The big question (how will this all work?) then becomes three much easier questions: where do these ratings come from?, where do we go to get these ratings?, and how will we find unbroken chains?

Where the ratings come from is easy - people are already able to judge the trustworthiness of the people they interact with regularly, which should be enough data for the system to function. As we all know, everybody is at most six degrees away from Kevin Bacon, so the maximum number of hops we'll have to go to find somebody is twelve.
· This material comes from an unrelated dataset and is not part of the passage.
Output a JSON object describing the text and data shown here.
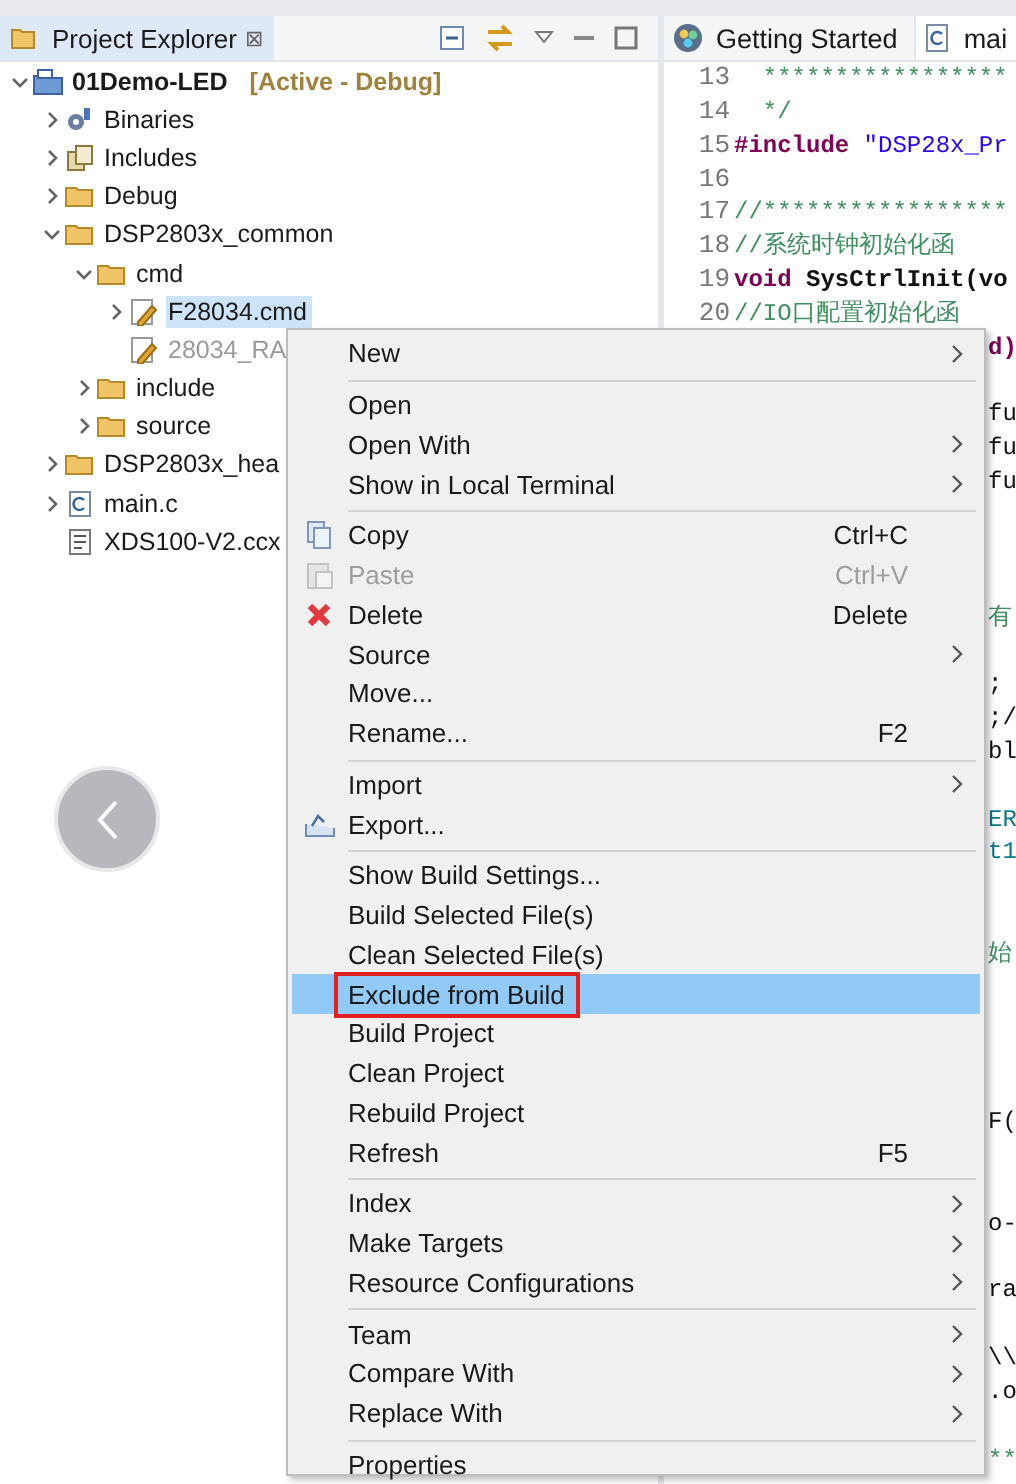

Where to get the ratings is a bit trickier, but still doable. The problem is that people tend to go offline at random times, meaning that we'll need to store the ratings in the Internet somewhere. A distributed service like DNS would be good, but we'll still need a stable source for ratings, that the distributed system could then be a cache of. (Aside: in fact, because of the nature of digital signatures, the distributed cache system wouldn't even need to be trusted. If you were walking down the street one day, and a shady-looking guy stepped out of an alley and handed you a digitally signed document on a floppy disk, you could be 100% certain that the document was authentic, if you had access to the signer's public key. Neat, eh?) An obvious candidate is the identity servers, since those already need to be up all the time. In my scheme, a person's identity server would be responsible for storing and giving out all the opinions that people have had about that person.

Alright, so here's one of the nifty bits - this came to me at about 3 AM while I was trying to fall asleep, as good ideas sometimes do. It seems that if the identity server is responsible for maintaining all opinions about you, good or bad, then it has no real reason to keep the bad ones. It could easily tell whoever asked that nobody has ever said anything bad about you, and nobody would be the wiser. What we need is a way for somebody leaving an opinion to prove that it was accepted. The obvious way to do this is to have the identity server sign incoming opinions and give back the signature, but there's still vulnerability here - the identity server could pretend to be suddenly deaf when you're saying mean things. On the other hand, we can imagine a three-step exchange, where you hand the server a hash of the opinion you want to give it, the server signs that and gives it back, and then you give the server the opinion. Remember, cryptographic hashes are opaque, so this means that the server is forced to accept all opinions. The user creating the opinion can simultaneously submit it to the distributed cache - this would ensure that an identity server which drops negative opinions can be discovered.

As for the third question - how are trust chains discovered? - this one is a little difficult. Finding optimal paths through a graph is easy if you have the entire graph lying around; not so much if it's spread out over thousands of computers, some of which are down at any given time. Ideally, we'd like to be able to find the best trust path between ourselves and some random other identity. However, we don't really need the best path; if a lot of paths exist, then some pretty good path is usually good enough. In that case, our slightly unreliable distributed cache suddenly looks pretty good - it has all the necessary data already, and with our relaxed requirements can give us exactly what we need.

So, there you have it. As far as I can think through, this proposal is mostly solid; I've spotted a few weak points already, and I might try to paper them over in a future post, but the core structure should stay the same. Even though this was originally a thought experiment, to prove that something like this is possible, I have a strange urge to actually implement it now ._.

2 comments:

Kiriska said...

Honors thesis in the making? :3

I'm proud that I actually remembered/already knew wtf hash functions and public-keys were and that I actually understood all of that. Woo! Still, I guess every time I start thinking that I should have never transferred in the first place, I just have to read one of your CS-centric posts. <_<

Joe Hopkins said...

Looks like a case for distributed caching with some intelligence.